Après quelque temps, deux ans environ, j’ai su ce que je voulais faire et c’était très simple : je voulais faire un portrait, comme un peintre. Je voulais utiliser Stéphanie et en faire le portrait en utilisant la danse et l’espace. Ma proposition était de parler de l’espace intérieur, comme la danse est d’une certaine manière un chemin vers l’espace intérieur du danseur. Je ne voulais pas raconter la vie de Stéphanie, mais je voulais en savoir plus sur ses aspects dramaturgiques comme par exemple son choix si particulier de tout quitter pour se dévouer entièrement au flamenco. C’était une décision cruciale, et chaque jour à Séville, Stéphanie se posait la question : Qu’est-ce que tu deviens ?

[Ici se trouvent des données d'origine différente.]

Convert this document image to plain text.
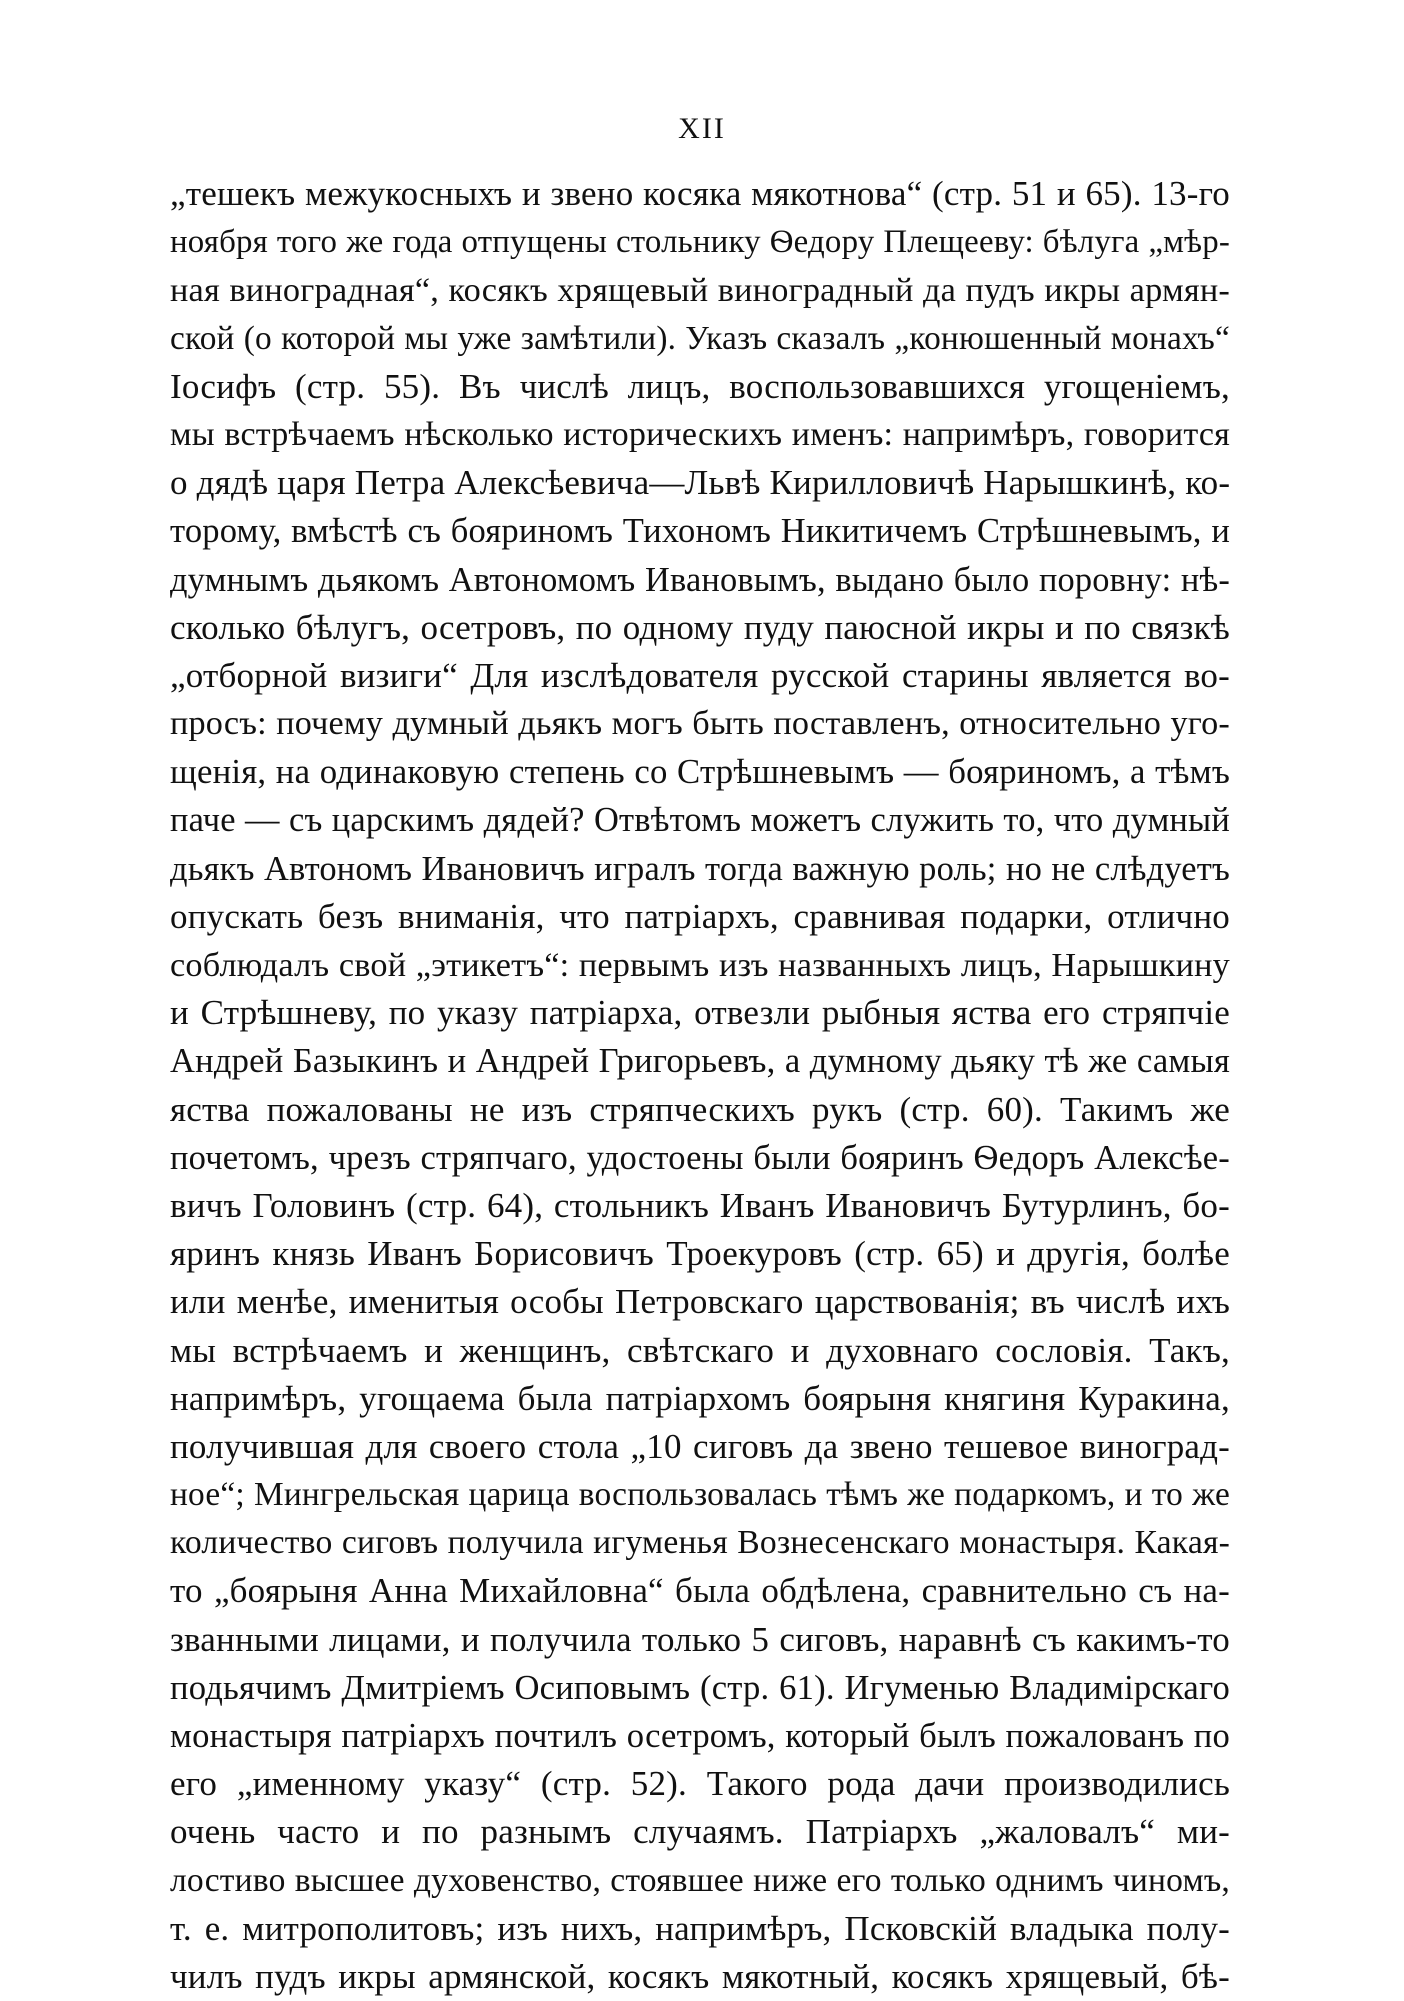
XII
„тешекъ межукосныхъ и звено косяка мякотнова“ (стр. 51 и 65). 13-го
ноября того же года отпущены стольнику Ѳедору Плещееву: бѣлуга „мѣр-
ная виноградная“, косякъ хрящевый виноградный да пудъ икры армян-
ской (о которой мы уже замѣтили). Указъ сказалъ „конюшенный монахъ“
Іосифъ (стр. 55). Въ числѣ лицъ, воспользовавшихся угощеніемъ,
мы встрѣчаемъ нѣсколько историческихъ именъ: напримѣръ, говорится
о дядѣ царя Петра Алексѣевича—Львѣ Кирилловичѣ Нарышкинѣ, ко-
торому, вмѣстѣ съ бояриномъ Тихономъ Никитичемъ Стрѣшневымъ, и
думнымъ дьякомъ Автономомъ Ивановымъ, выдано было поровну: нѣ-
сколько бѣлугъ, осетровъ, по одному пуду паюсной икры и по связкѣ
„отборной визиги“ Для изслѣдователя русской старины является во-
просъ: почему думный дьякъ могъ быть поставленъ, относительно уго-
щенія, на одинаковую степень со Стрѣшневымъ — бояриномъ, а тѣмъ
паче — съ царскимъ дядей? Отвѣтомъ можетъ служить то, что думный
дьякъ Автономъ Ивановичъ игралъ тогда важную роль; но не слѣдуетъ
опускать безъ вниманія, что патріархъ, сравнивая подарки, отлично
соблюдалъ свой „этикетъ“: первымъ изъ названныхъ лицъ, Нарышкину
и Стрѣшневу, по указу патріарха, отвезли рыбныя яства его стряпчіе
Андрей Базыкинъ и Андрей Григорьевъ, а думному дьяку тѣ же самыя
яства пожалованы не изъ стряпческихъ рукъ (стр. 60). Такимъ же
почетомъ, чрезъ стряпчаго, удостоены были бояринъ Ѳедоръ Алексѣе-
вичъ Головинъ (стр. 64), стольникъ Иванъ Ивановичъ Бутурлинъ, бо-
яринъ князь Иванъ Борисовичъ Троекуровъ (стр. 65) и другія, болѣе
или менѣе, именитыя особы Петровскаго царствованія; въ числѣ ихъ
мы встрѣчаемъ и женщинъ, свѣтскаго и духовнаго сословія. Такъ,
напримѣръ, угощаема была патріархомъ боярыня княгиня Куракина,
получившая для своего стола „10 сиговъ да звено тешевое виноград-
ное“; Мингрельская царица воспользовалась тѣмъ же подаркомъ, и то же
количество сиговъ получила игуменья Вознесенскаго монастыря. Какая-
то „боярыня Анна Михайловна“ была обдѣлена, сравнительно съ на-
званными лицами, и получила только 5 сиговъ, наравнѣ съ какимъ-то
подьячимъ Дмитріемъ Осиповымъ (стр. 61). Игуменью Владимірскаго
монастыря патріархъ почтилъ осетромъ, который былъ пожалованъ по
его „именному указу“ (стр. 52). Такого рода дачи производились
очень часто и по разнымъ случаямъ. Патріархъ „жаловалъ“ ми-
лостиво высшее духовенство, стоявшее ниже его только однимъ чиномъ,
т. е. митрополитовъ; изъ нихъ, напримѣръ, Псковскій владыка полу-
чилъ пудъ икры армянской, косякъ мякотный, косякъ хрящевый, бѣ-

Il y a du flamenco dans ce spectacle, mais je voulais en tirer quelque chose de différent, de plus théâtral. Quand nous avons joué le spectacle à Paris, une femme est venue nous remercier à la fin de la représentation et a dit « il faut que je vous dise : cette femme dans le spectacle, c’est moi. Je suis comme cette femme. » Voilà exactement pourquoi je tenais à faire ce spectacle. C’est le portrait d’une femme, mais en même temps, il reste assez de place pour des questions plus vastes au sujet du flamenco, de l’art en général et de la relation entre notre monde intérieur et le monde extérieur. L’intériorité et l’extérieur, cette lutte pour exister.

Propos recueillis par John Ellingsworth pour le Mime Festival lors du Festival Circa à Auch, le 26 octobre 2013.